- Other names: VICC

= Venom-induced consumption coagulopathy =

Venom-induced consumption coagulopathy (VICC) is a medical condition caused by the effects of some snake and caterpillar venoms on the blood. Important coagulation factors are activated by the specific serine proteases in the venom and as they become exhausted, coagulopathy develops. Symptoms are consistent with uncontrolled bleeding. Diagnosis is made using blood tests that assess clotting ability along with recent history of envenomation. Treatment generally involves pressure dressing, confirmatory blood testing, and antivenom administration.

== Signs and symptoms ==
Symptoms are similar to those seen in other consumptive coagulopathies. These include obvious bleeding from the nose, gums, intravenous lines, or puncture sites. More serious symptoms such as vomiting blood, intestinal bleeding, and hemorrhage of internal organs may also be seen.

== Pathophysiology ==
Venom-induced coagulopathy is caused by over-activation of the body's natural clotting system. This decreases clotting factor availability, thus impairing hemostasis. The exact mechanism by which this is accomplished varies greatly venom to venom. Some venoms cause something akin to disseminated intravascular coagulation, while others lack the microthrombi characteristic in this disorder. Procoagulant metalloproteinases in the venom promote a consumption coagulopathy by activating prothrombin, factor V, factor X or thrombin-like enzymes (fibrinogenases). Venom induced coagulopathy may also be accompanied by a thrombotic microangiopathy consisting of thrombocytopenia (low platelets), microangiopathic hemolytic anemia and acute kidney injury.

== Diagnosis ==
Diagnosis is established using various laboratory tests designed to test the function of the clotting system and other blood components. These tests include a complete blood count, prothrombin time with international normalized ratio, activated partial thromboplastin time, serum direct fibrinogen, and D-dimer.
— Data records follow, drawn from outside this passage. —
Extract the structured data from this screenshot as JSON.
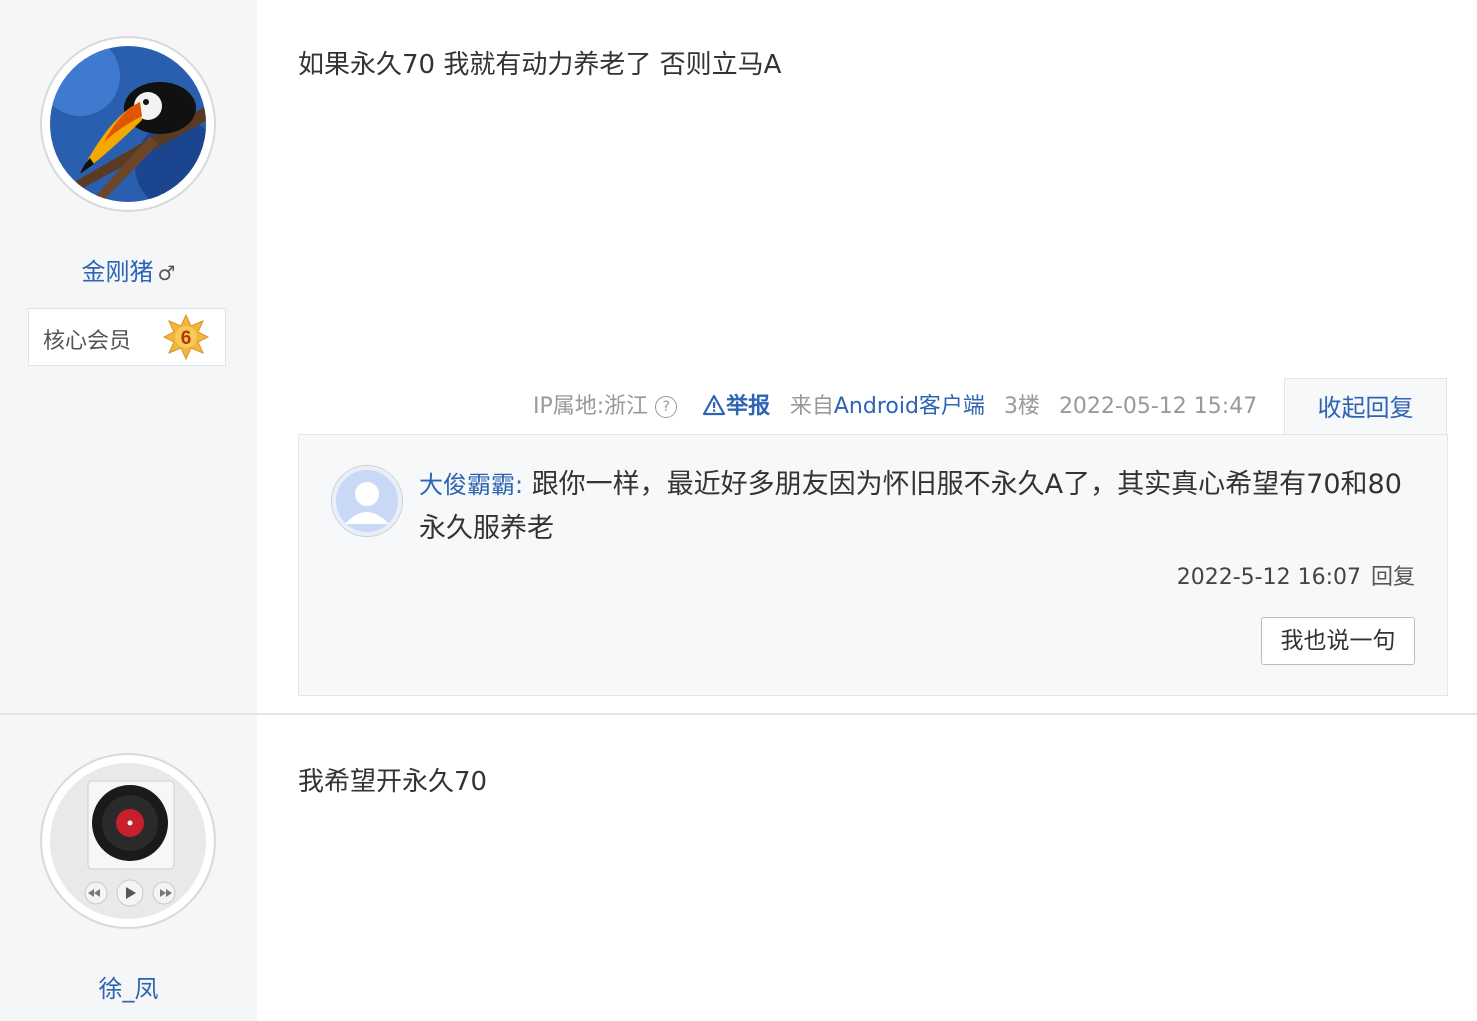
{
  "posts": [
    {
      "author": {
        "name": "金刚猪",
        "gender": "♂",
        "badge_label": "核心会员",
        "badge_level": "6"
      },
      "content": "如果永久70 我就有动力养老了 否则立马A",
      "meta": {
        "ip": "IP属地:浙江",
        "report": "举报",
        "source_prefix": "来自",
        "source": "Android客户端",
        "floor": "3楼",
        "datetime": "2022-05-12 15:47",
        "collapse": "收起回复"
      },
      "replies": [
        {
          "user": "大俊霸霸",
          "text": "跟你一样，最近好多朋友因为怀旧服不永久A了，其实真心希望有70和80永久服养老",
          "time": "2022-5-12 16:07",
          "reply_label": "回复"
        }
      ],
      "say_button": "我也说一句"
    },
    {
      "author": {
        "name": "徐_凤"
      },
      "content": "我希望开永久70"
    }
  ]
}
Abnormal values of these tests in combination with recent history of snakebite suggest VICC. The anticoagulation effects of snake venom can last for up to two weeks in some species without the administration of antivenom and should thus be considered as the relevant time course when distinguishing symptom causes.

== Treatment ==
Treatment revolves around rapid identification and prompt administration of antivenom. General principles of treatment also include application of pressure dressing, baseline blood tests, swabbing of bite site for venom, urinalysis, and follow-up serial bloodwork to monitor disease progression. However, there is some controversy as some venoms may work too quickly for antivenom to be of any use.